In this post, I thought it would be worth taking a step back and reviewing the three configuration files we have access to when defining a Google custom search engine: the configuration file, the promotions file, and the annotations file. If you create a minimal Google custom search engine using the CSE management tools, and then go to the Advanced page, you will see options that allow you to upload the configuration and annotations file. The promotions file can be imported via the Promotions page.
So what do each of these file do?
- The configuration file defines the top level configuration of the search engine. The easiest way of obtaining a template for a CSE is to create a minimal search engine using the CSE management tools, and then export the configuration file from the Advanced page.
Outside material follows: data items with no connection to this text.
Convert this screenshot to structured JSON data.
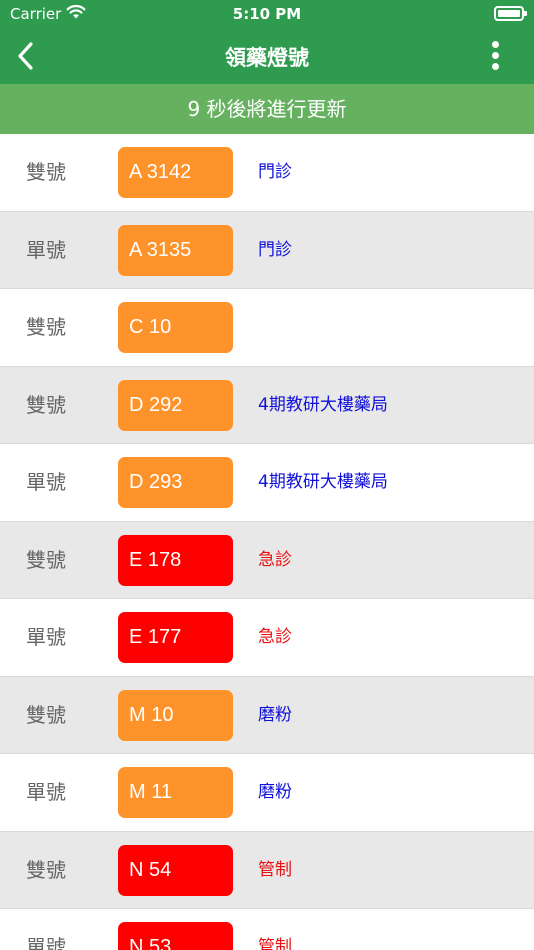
{
  "status_bar": {
    "carrier": "Carrier",
    "time": "5:10 PM"
  },
  "nav": {
    "title": "領藥燈號"
  },
  "banner": {
    "text": "9 秒後將進行更新"
  },
  "rows": [
    {
      "parity": "雙號",
      "number": "A 3142",
      "location": "門診",
      "badge_color": "#ff932b",
      "location_color": "#1010d8"
    },
    {
      "parity": "單號",
      "number": "A 3135",
      "location": "門診",
      "badge_color": "#ff932b",
      "location_color": "#1010d8"
    },
    {
      "parity": "雙號",
      "number": "C 10",
      "location": "",
      "badge_color": "#ff932b",
      "location_color": "#1010d8"
    },
    {
      "parity": "雙號",
      "number": "D 292",
      "location": "4期教研大樓藥局",
      "badge_color": "#ff932b",
      "location_color": "#1010d8"
    },
    {
      "parity": "單號",
      "number": "D 293",
      "location": "4期教研大樓藥局",
      "badge_color": "#ff932b",
      "location_color": "#1010d8"
    },
    {
      "parity": "雙號",
      "number": "E 178",
      "location": "急診",
      "badge_color": "#ff0000",
      "location_color": "#e81010"
    },
    {
      "parity": "單號",
      "number": "E 177",
      "location": "急診",
      "badge_color": "#ff0000",
      "location_color": "#e81010"
    },
    {
      "parity": "雙號",
      "number": "M 10",
      "location": "磨粉",
      "badge_color": "#ff932b",
      "location_color": "#1010d8"
    },
    {
      "parity": "單號",
      "number": "M 11",
      "location": "磨粉",
      "badge_color": "#ff932b",
      "location_color": "#1010d8"
    },
    {
      "parity": "雙號",
      "number": "N 54",
      "location": "管制",
      "badge_color": "#ff0000",
      "location_color": "#e81010"
    },
    {
      "parity": "單號",
      "number": "N 53",
      "location": "管制",
      "badge_color": "#ff0000",
      "location_color": "#e81010"
    }
  ],
  "colors": {
    "header_green": "#2e9b4f",
    "banner_green": "#66b15f",
    "row_alt": "#e8e8e8"
  },
  "icons": {
    "back": "chevron-left-icon",
    "menu": "more-vertical-icon",
    "wifi": "wifi-icon",
    "battery": "battery-icon"
  }
}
The configuration file defines, among other things: whether the search engine will search over the whole web, prioritising (or ‘BOOSTing’) sites and pages indexed explicitly by the CSE, or whether it will just return resuts from the explicilty indexed pages (a FILTER style search engine); a definition of the labels, or facets, that allow different search refinements to be applied as different search strategy contexts within the CSE; some styling information; and information relating to Subscribed Links (more of them in another post, if they’re still supported by then..)..
- The promotions file allows you do define promoted links within a CSE; in Search Engine Powered Courses…, I give an example of how these might be used in a course search engine.
- The annotations file identifies the sites and pages that are specific members of the CSE index, as well as how they should be handled (eg the extent to which they should be positively or negatively boosted in the search engine results listing, whether they should appear in the top few results, and what labels or facets should apply to them).
It’s also possible to customise the styling/presentation of the search engine, but that’s a shiny, shiny feature, so probably not something I’ll be looking at…
PS I just noticed you can now manage Google Analytics settings for custom search engines (which allows you to log search queries) from within the CSE control panel… I’m still not sure how easy it is to track which results get clicked through, though?